Una de cada tres mujeres sufre calambres en las piernas durante la segunda mitad del embarazo; y aunque desagradable, no es motivo de alarma [1].
¿Qué causa los calambres?
La principal causa de los calambres en las piernas es la hormona relaxina, ya que suprime el flujo de calcio hacia el útero para relajar el músculo y así protegerlo de un parto prematuro. El problema es que la ingesta de calcio en los músculos inferiores al útero también disminuye, lo que hace que se relajen. Asimismo, la deshidratación, la fatiga y la disminución de la circulación sanguínea son otros factores que contribuyen a los calambres [1].
¿Por qué los calambres ocurren, más a menudo, mientras duermo?
Tal aspecto aún no se comprende bien, pero se ha relacionado con deficiencias de calcio y magnesio [2].
¿Cómo se tratan los calambres?
Por lo general, no se tratan.
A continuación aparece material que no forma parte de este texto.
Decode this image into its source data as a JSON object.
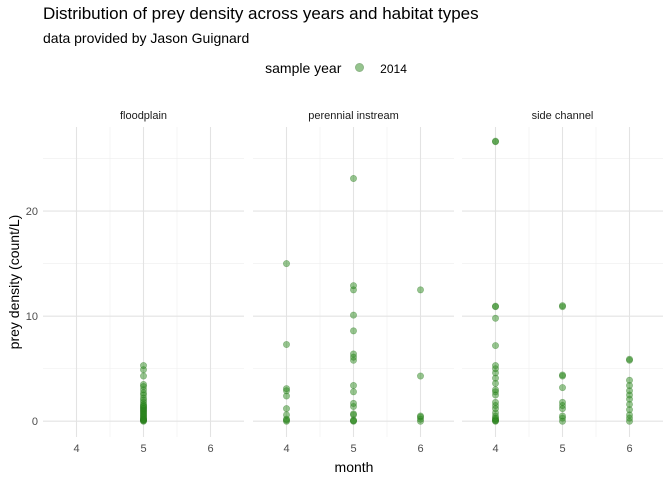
{
  "chart_data": {
    "type": "scatter",
    "title": "Distribution of prey density across years and habitat types",
    "subtitle": "data provided by Jason Guignard",
    "xlabel": "month",
    "ylabel": "prey density (count/L)",
    "legend": {
      "title": "sample year",
      "entries": [
        "2014"
      ],
      "position": "top"
    },
    "color": "#2e8b20",
    "x_ticks": [
      "4",
      "5",
      "6"
    ],
    "y_ticks": [
      "0",
      "10",
      "20"
    ],
    "xlim": [
      3.5,
      6.5
    ],
    "ylim": [
      -1.5,
      28
    ],
    "grid": true,
    "panels": [
      {
        "name": "floodplain",
        "points": [
          [
            5,
            0.0
          ],
          [
            5,
            0.05
          ],
          [
            5,
            0.1
          ],
          [
            5,
            0.15
          ],
          [
            5,
            0.2
          ],
          [
            5,
            0.3
          ],
          [
            5,
            0.4
          ],
          [
            5,
            0.5
          ],
          [
            5,
            0.6
          ],
          [
            5,
            0.7
          ],
          [
            5,
            0.8
          ],
          [
            5,
            0.9
          ],
          [
            5,
            1.0
          ],
          [
            5,
            1.1
          ],
          [
            5,
            1.2
          ],
          [
            5,
            1.3
          ],
          [
            5,
            1.4
          ],
          [
            5,
            1.5
          ],
          [
            5,
            1.6
          ],
          [
            5,
            1.8
          ],
          [
            5,
            2.0
          ],
          [
            5,
            2.2
          ],
          [
            5,
            2.5
          ],
          [
            5,
            2.7
          ],
          [
            5,
            3.0
          ],
          [
            5,
            3.3
          ],
          [
            5,
            3.5
          ],
          [
            5,
            4.3
          ],
          [
            5,
            4.9
          ],
          [
            5,
            5.3
          ]
        ]
      },
      {
        "name": "perennial instream",
        "points": [
          [
            4,
            0.0
          ],
          [
            4,
            0.1
          ],
          [
            4,
            0.2
          ],
          [
            4,
            0.6
          ],
          [
            4,
            1.2
          ],
          [
            4,
            2.4
          ],
          [
            4,
            2.9
          ],
          [
            4,
            3.1
          ],
          [
            4,
            7.3
          ],
          [
            4,
            15.0
          ],
          [
            5,
            0.0
          ],
          [
            5,
            0.05
          ],
          [
            5,
            0.1
          ],
          [
            5,
            0.6
          ],
          [
            5,
            0.7
          ],
          [
            5,
            1.4
          ],
          [
            5,
            1.7
          ],
          [
            5,
            2.8
          ],
          [
            5,
            3.4
          ],
          [
            5,
            5.8
          ],
          [
            5,
            6.1
          ],
          [
            5,
            6.4
          ],
          [
            5,
            8.6
          ],
          [
            5,
            10.1
          ],
          [
            5,
            12.5
          ],
          [
            5,
            12.9
          ],
          [
            5,
            23.1
          ],
          [
            6,
            0.0
          ],
          [
            6,
            0.2
          ],
          [
            6,
            0.4
          ],
          [
            6,
            0.5
          ],
          [
            6,
            4.3
          ],
          [
            6,
            12.5
          ]
        ]
      },
      {
        "name": "side channel",
        "points": [
          [
            4,
            0.0
          ],
          [
            4,
            0.05
          ],
          [
            4,
            0.1
          ],
          [
            4,
            0.2
          ],
          [
            4,
            0.3
          ],
          [
            4,
            0.5
          ],
          [
            4,
            0.8
          ],
          [
            4,
            1.2
          ],
          [
            4,
            1.5
          ],
          [
            4,
            1.8
          ],
          [
            4,
            2.5
          ],
          [
            4,
            2.8
          ],
          [
            4,
            3.0
          ],
          [
            4,
            3.6
          ],
          [
            4,
            4.1
          ],
          [
            4,
            4.6
          ],
          [
            4,
            5.0
          ],
          [
            4,
            5.3
          ],
          [
            4,
            7.2
          ],
          [
            4,
            9.8
          ],
          [
            4,
            10.9
          ],
          [
            4,
            10.95
          ],
          [
            4,
            26.6
          ],
          [
            4,
            26.65
          ],
          [
            5,
            0.0
          ],
          [
            5,
            0.3
          ],
          [
            5,
            0.5
          ],
          [
            5,
            1.2
          ],
          [
            5,
            1.5
          ],
          [
            5,
            1.8
          ],
          [
            5,
            3.2
          ],
          [
            5,
            4.3
          ],
          [
            5,
            4.4
          ],
          [
            5,
            10.9
          ],
          [
            5,
            11.0
          ],
          [
            6,
            0.0
          ],
          [
            6,
            0.3
          ],
          [
            6,
            0.6
          ],
          [
            6,
            1.1
          ],
          [
            6,
            1.6
          ],
          [
            6,
            2.1
          ],
          [
            6,
            2.5
          ],
          [
            6,
            2.9
          ],
          [
            6,
            3.4
          ],
          [
            6,
            3.9
          ],
          [
            6,
            5.8
          ],
          [
            6,
            5.9
          ]
        ]
      }
    ]
  }
}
No son peligrosos y, después de dar a luz, ni siquiera los recordarás. Pero si ocurren con frecuencia e interfieren con el sueño, los suplementos de calcio pueden aliviar la afección (aunque sea un poco) [1]. Si bien se ha demostrado que los suplementos de magnesio son calmantes, los estudios han evidenciado que no abordan el problema de los calambres en sí. Al mismo tiempo, los métodos no farmacológicos para tratar los calambres, aún no se han estudiado a detalle [3].
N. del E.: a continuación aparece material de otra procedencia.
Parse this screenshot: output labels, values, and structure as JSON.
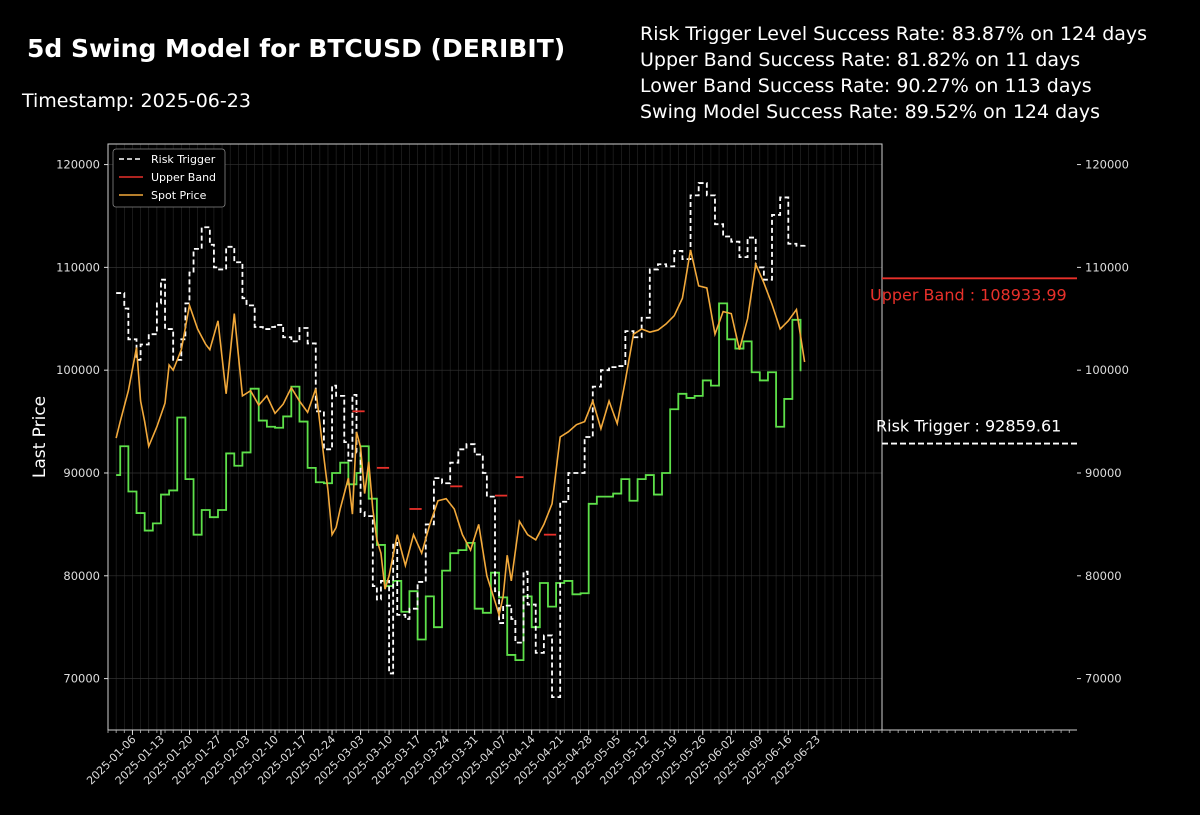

Ahora bien, la mayoría de las mujeres encuentran que el estiramiento, la flexión de las piernas durante el día, el beber mucha agua y los mensajes en los pies les ayudan. Para aliviar un espasmo una vez que ha comenzado, cambia de posición, endereza la rodilla, siéntate o acuéstate, por ejemplo, hasta que pase el espasmo [4].